Но я отвлекся, а ведь тут-то как раз и началось.
Во сне было темно. Меня – а я был всего лишь яркой золотой искрой – носило вверх и вниз над черными волнами мрака. И вдруг я услышал голос. Обычный голос, только всеобъемлюще звучный, голос без источника, голос без уст. Спокойный, но внушительный, словно бы побуждающий к действию:
– Завещание. Завещание. Завещание.
Так он сказал и умолк. Тьма, лишенная звука, будто еще сгустилась. И вновь тот же голос произнес – прямо рядом со мной, неожиданно приблизившись, обретя место во мраке:
– Завет. И в ухо мне прошептал: «Завет». И в третий раз – то же, уже издалека, удаляясь: «Завет!» Все снова смолкло, и мне показалось, что я проснулся. Наяву было так же темно, как во сне. Лежа на спине, я открывал глаза, закрывал их – было то же. Но голос вернулся.
– Наследство, – неторопливо и внятно прозвучало отовсюду сразу. – Наследство. Наследство. Я не мог шевельнуться и, широко открыв глаза, неподвижно смотрел вверх.
Тьма молчала. Не было слышно ни шума ночного города, ни редкого стука капель из кухонного крана, ни журчанья холодильника.
Вместо этого в слепом мраке пронеслось какое-то тихое дуновенье, словно мягкое крыло большой птицы чуть не коснулось щеки.

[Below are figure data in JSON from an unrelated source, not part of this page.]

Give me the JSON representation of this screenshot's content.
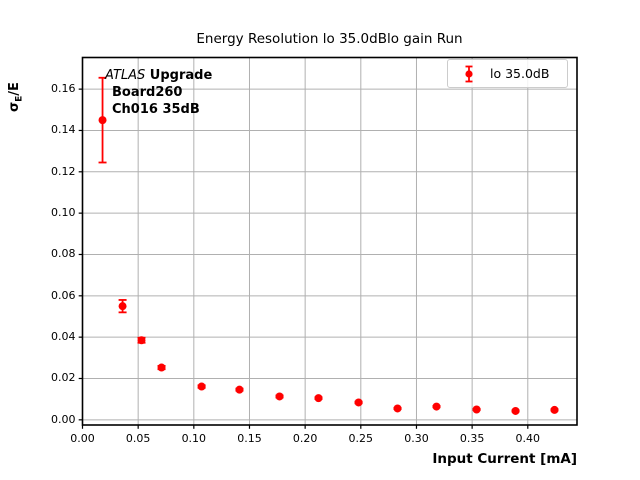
{
  "axes": {
    "title": "Energy Resolution lo 35.0dBlo gain Run",
    "xlabel": "Input Current [mA]",
    "ylabel": {
      "base": "σ",
      "sub": "E",
      "rest": "/E"
    }
  },
  "annotation": {
    "brand": "ATLAS",
    "brand_suffix": " Upgrade",
    "line2": "Board260",
    "line3": "Ch016 35dB"
  },
  "legend": {
    "label": "lo 35.0dB"
  },
  "chart_data": {
    "type": "scatter",
    "title": "Energy Resolution lo 35.0dBlo gain Run",
    "xlabel": "Input Current [mA]",
    "ylabel": "σ_E/E",
    "grid": true,
    "legend_position": "upper right",
    "xlim": [
      0,
      0.4442
    ],
    "ylim": [
      -0.0025,
      0.1753
    ],
    "xtick_values": [
      0.0,
      0.05,
      0.1,
      0.15,
      0.2,
      0.25,
      0.3,
      0.35,
      0.4
    ],
    "xtick_labels": [
      "0.00",
      "0.05",
      "0.10",
      "0.15",
      "0.20",
      "0.25",
      "0.30",
      "0.35",
      "0.40"
    ],
    "ytick_values": [
      0.0,
      0.02,
      0.04,
      0.06,
      0.08,
      0.1,
      0.12,
      0.14,
      0.16
    ],
    "ytick_labels": [
      "0.00",
      "0.02",
      "0.04",
      "0.06",
      "0.08",
      "0.10",
      "0.12",
      "0.14",
      "0.16"
    ],
    "colors": {
      "series": "#ff0000",
      "grid": "#b0b0b0",
      "axis": "#000000"
    },
    "series": [
      {
        "name": "lo 35.0dB",
        "color": "#ff0000",
        "marker": "circle",
        "x": [
          0.018,
          0.036,
          0.053,
          0.071,
          0.107,
          0.141,
          0.177,
          0.212,
          0.248,
          0.283,
          0.318,
          0.354,
          0.389,
          0.424
        ],
        "y": [
          0.145,
          0.055,
          0.0385,
          0.0253,
          0.0161,
          0.0146,
          0.0113,
          0.0105,
          0.0084,
          0.0055,
          0.0064,
          0.005,
          0.0043,
          0.0048
        ],
        "yerr": [
          0.0205,
          0.003,
          0.0012,
          0.0008,
          0.0006,
          0.0005,
          0.0005,
          0.0004,
          0.0004,
          0.0003,
          0.0003,
          0.0003,
          0.0003,
          0.0003
        ]
      }
    ]
  }
}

– Наследие, – властно проговорил голос совсем близко. – Наследие, – шепнул, будто напоминая. И далеко-далеко, исчезая, крикнул: «Наследие!» Все равно что «Прощай!».Наверное, я потерял сознание. А может, мне все это снилось, с начала до конца снилось, потому что в сером свете июльского рассвета, в чириканье и возне воробьев на жестяном карнизе нашего старого кирпичного дома, я нашел себя таким же, как воробьи, бодрым. Я был полон желания спуститься вниз и позавтракать, а главное – полон любопытства. Энергичного любопытства, а не какого-нибудь вялого недоумения – эдакого безразличного, дряблого и слабого, как непроснувшееся тело. Я хотел узнать, что все это было и что значит. В моем любопытстве была надежда, а не безнадежность. В моей силе – уверенность, что узнаю. Узнаю наверняка. Узнаю вполне. Откуда бы? То есть откуда уверенность? И – откуда узнаю? Может быть, голос напоминал о банке? Нет. Никакое она не наследство. Тем более – не наследие. И никто не завещал мне ее. Спер я ее, эту банку. Просто спер. Нарушил завет, а не исполнил. А сама банка… Разве это завет? Наследство, наследие, завещание, завет… Есть в этом ряду слов какая-то загадка, закономерность какая-то, но банка тут ни при чем.
Профессор уже ушел в институт: накал приемных экзаменов бывает в разгаре лета. Первый день августа. Еще один день жары. Стоило мне приоткрыть раму стеклопакета, как потянуло гарью – торфа в подмосковных недрах хватит до конца нашей эры. Где-то в дымке скрывалось то, что некогда звали солнцем. Опаловое свечение было разлито в сером тумане. Везет отцу: сидит себе с волчатами в тверской глуши, дышит воздухом, прозрачным, как глаза его аспирантки, наставляет студентов – Хай Чжэна и нескольких полоумных девиц. Этакий гуру новой теории поведения.